Mektubuna cevap vereyim mi, mektubunu okuyayım mı, reyimi gevşeteyim mi, anlayışımı yanlış sayayım mı? Âdetâ tereddüt içindeyim. Benden olmayacak şeyler istiyorsun, bana mektuplar yazıp gönderiyorsun.

Tıpkı dolgun mideyle yatan, derin bir uykuya dalan, dağınık ve saçma rüyalar gören, ne yapacağını bilmez bir halde kalkan, yaptığı iş aleyhine mi çıkar, lehine mi, bilmeyen kişiye benziyorsun; sen o adam değilsin ama, o, sana çok benziyor.

Allah'a and içerim ki birazcık barış ümîdini gütmesem sana öylesine bir gelip çatardım ki kemikler kırılır, etler dökülürdü.

Bil ki Şeytan, iyi işlere dönmene, öğüde kulak vermene engel olmakta. Selâm, ona ehil olana.

Allah'ın kulu Emir'ül-Müminin Ali'den Ebu-Süfyan oğlu Muâviye'ye:

Sen de iyice bilirsin ki (Osman b. Affan hakkında ve ondan evvelki olaylara ait) özürlerimi size bildirdim; böylece de sizinle muâraza kapısını kapattım. olmamasına çare bulunmayan, def'ine imkân olmayan şey oldu bitti. Hikâye uzundur, söz çoktur.

Dönen döndü, gelen geldi. Yanındakilerden adıma biat al, onlardan bir bölükle de dön, bana gel.

(Abdullah b. Abbas'ı Basra'ya vâli tayin ettikleri zaman ona buyurdular ki.)

İnsanları, yüzünle, meclisinle, hükmünle ferahlat, hoşnût et. Öfkeden sakın; çünkü öfke Şeytanın insanı aldatmak için iğvâ ettiği kötü bir şeydir. Bil ki seni Allah'a yaklaştıran herşey, ateşten uzaklaştırır; Allah'tan uzaklaştıran her şey de seni ateşe yaklaştırır.

(Haricilere delil getirmek üzere Abdullah b. Abdullah b. Abbâs'ı gönderirken buyurmuşlardı ki:)

Onlarla Kur'ân'a dayanarak bahse girişme; çünkü Kur'an, bir çok yönü olan, türlü yorumlarla yorulabilen bir kitaptır; sen söylersin, onlar da söylerler; onlara sünnete dayanarak delil getir; çünkü ondan kaçmaya yol bulamazlar onlar.

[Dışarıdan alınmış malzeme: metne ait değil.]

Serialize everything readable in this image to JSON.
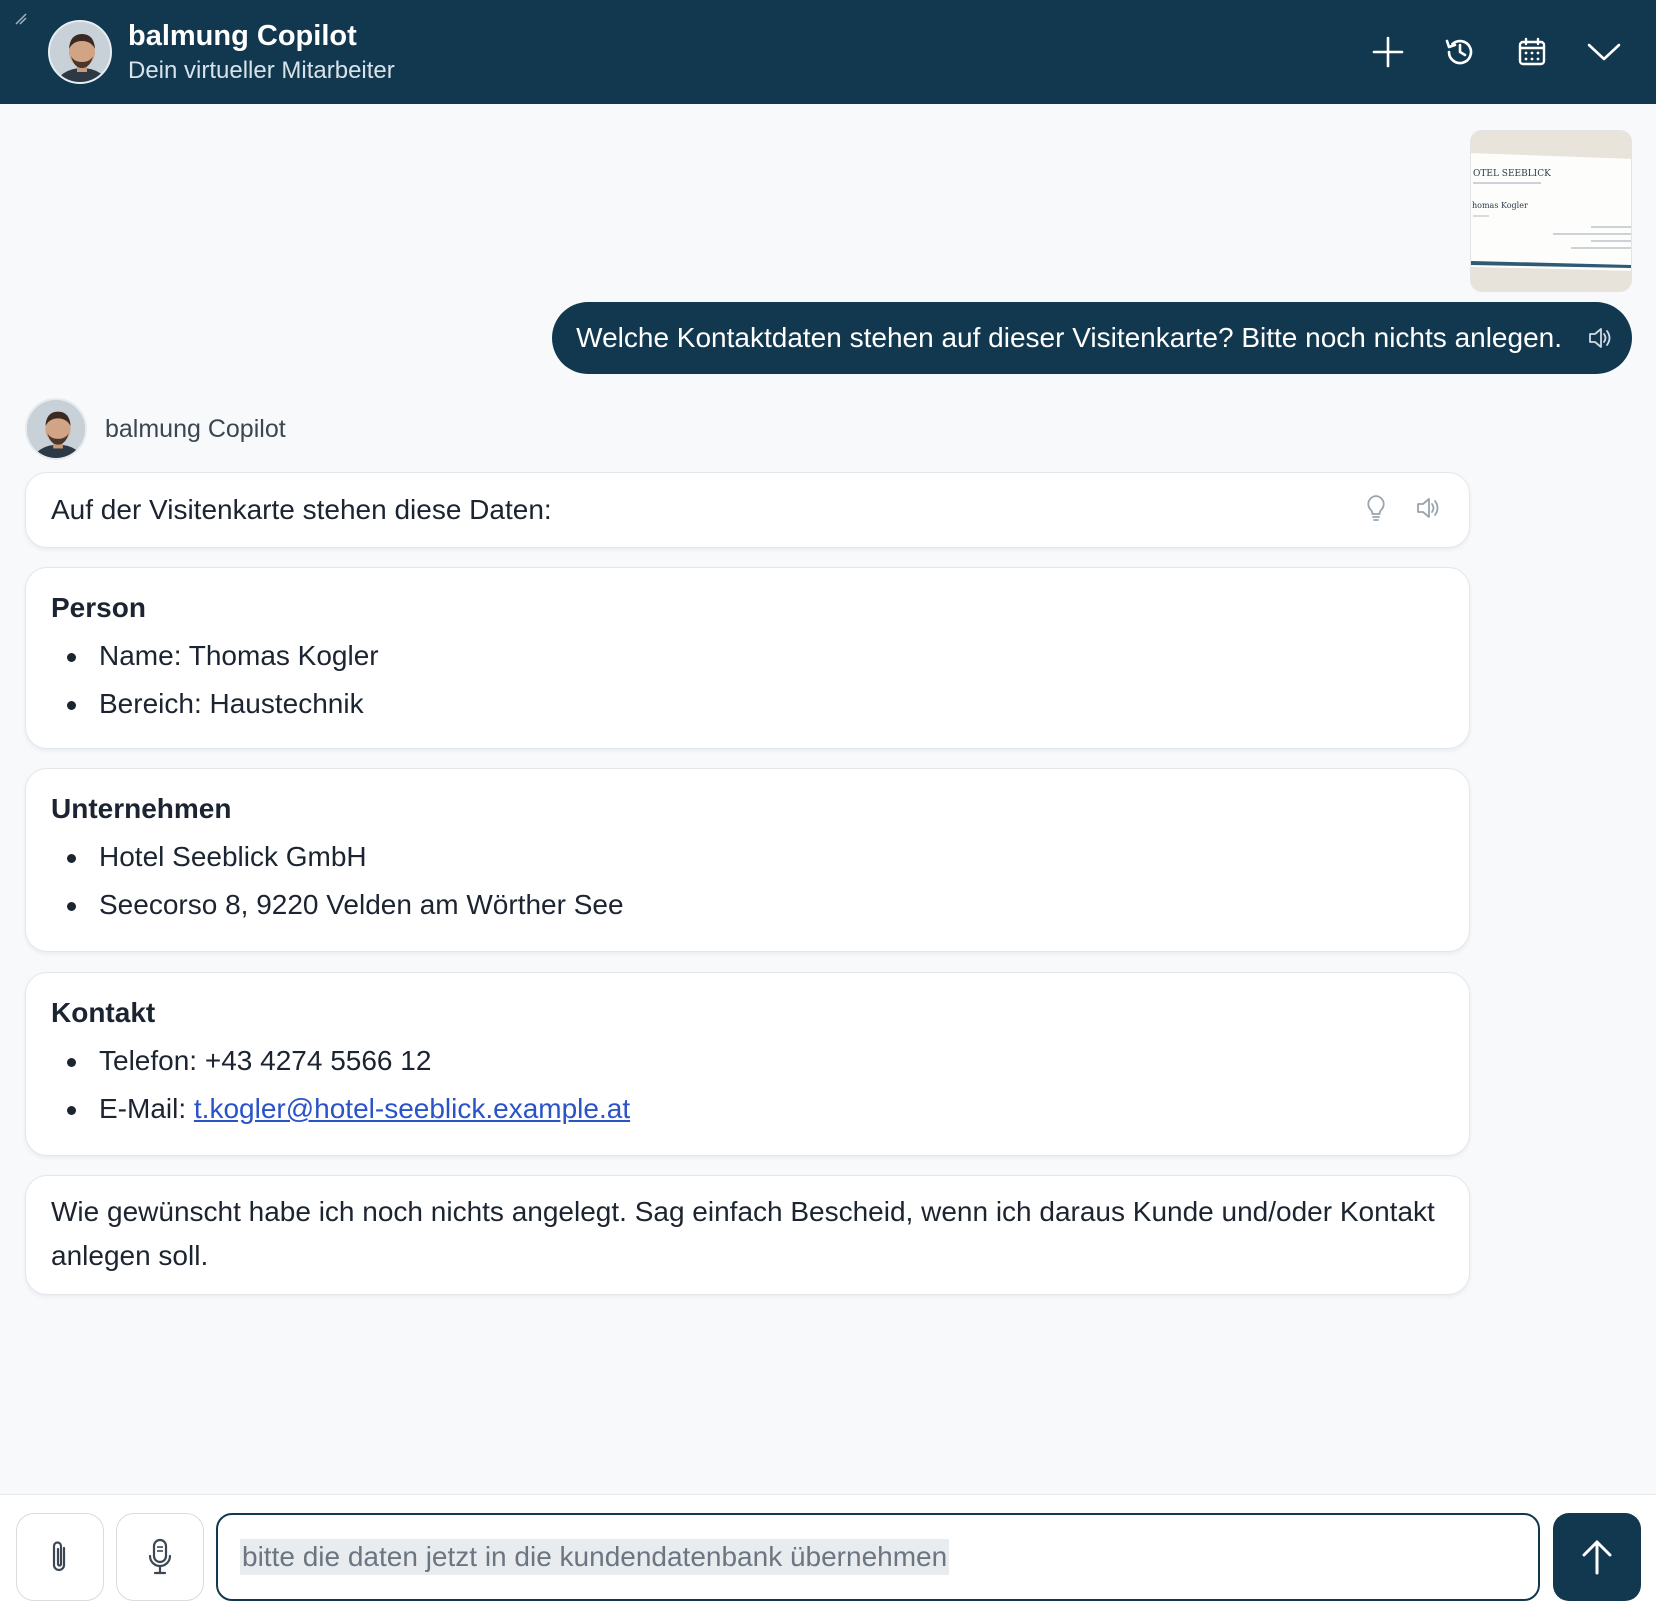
{
  "header": {
    "title": "balmung Copilot",
    "subtitle": "Dein virtueller Mitarbeiter",
    "actions": [
      "plus-icon",
      "history-icon",
      "calendar-icon",
      "chevron-down-icon"
    ]
  },
  "colors": {
    "header_bg": "#12384f",
    "user_bubble_bg": "#12384f",
    "link": "#2a52c9",
    "page_bg": "#f7f9fb"
  },
  "attachment": {
    "card_lines": [
      "OTEL SEEBLICK",
      "homas Kogler"
    ]
  },
  "user_message": {
    "text": "Welche Kontaktdaten stehen auf dieser Visitenkarte? Bitte noch nichts anlegen."
  },
  "bot": {
    "name": "balmung Copilot",
    "intro": "Auf der Visitenkarte stehen diese Daten:",
    "sections": [
      {
        "heading": "Person",
        "items": [
          "Name: Thomas Kogler",
          "Bereich: Haustechnik"
        ]
      },
      {
        "heading": "Unternehmen",
        "items": [
          "Hotel Seeblick GmbH",
          "Seecorso 8, 9220 Velden am Wörther See"
        ]
      },
      {
        "heading": "Kontakt",
        "items": [
          "Telefon: +43 4274 5566 12"
        ],
        "email_label": "E-Mail: ",
        "email": "t.kogler@hotel-seeblick.example.at"
      }
    ],
    "closing": "Wie gewünscht habe ich noch nichts angelegt. Sag einfach Bescheid, wenn ich daraus Kunde und/oder Kontakt anlegen soll."
  },
  "composer": {
    "value": "bitte die daten jetzt in die kundendatenbank übernehmen"
  }
}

Ebû-Mûsâ'l-Aş'ari'nin, hakem olarak gittiği yerden yazdığı mektuba cevapları:

(Bu mektubu Said b. Yahyâ'l-Emevî "Kitâb'ül-Magaazî"sine almıştır.)

Gerçekten de insanların çoğu, hakka yardım edip kazanacakları ebedî saâdeti dünya malına değişmiştir; onlar dünyâya meyletmişlerdir, hevâ ve heveslerine uyup söz söylemişlerdir.

Ben bu işte, şaşılacak bir konağa kondum; orada nefisleri, onları şaşılacak bir hale düşürmüş bir toplum da geldi toplandı. Ben onların kan kesilip pıhtılaşacak yaralarını onarmak istiyorum.

Bil ki, Allah'ın salâtı O'na ve soyuna olsun Muhammed ümmetine benden daha düşkün olan, onların uzlaşmalarını benden daha fazla isteyen biri yoktur; bununla da iyi bir sevâba, gidilecek güzel bir yere nâil olmayı ummaktayım.

Söz verdiğim şeye vefâ edeceğim, fakat sen, benden iyi, temiz bir hâlde ayrılmıştın; bu hâli bozarsan bil ki kötü kişi, aklın, tecrübenin kendisine verdiği faydayı kendisine harâm eden kişidir. Verilen hüküm gerçek de doğru olursa onu bozmam; Allah'ın düzene soktuğu bir işi ifsât etmem.

Bilmediğin, tanımadığın sözlere kulak asma; çünkü insanların kötüleri, sana kötü sözlerle kanat açıp uçanlar, o kötü sözlerle sana gelip konanlardır vesselâm.

Ordu kumandanlarına hitâbeleri:

(Allah'a hamd ü senâ, Resûlüne selât ü selâmdan) Sonra, sizden önce gelip geçenleri, ancak halkı haktan men etmeleri, halkın da hakkı satmaları, onların batılı kabûl etmeleri, halkın da batıla uymaları helâk etmiştir.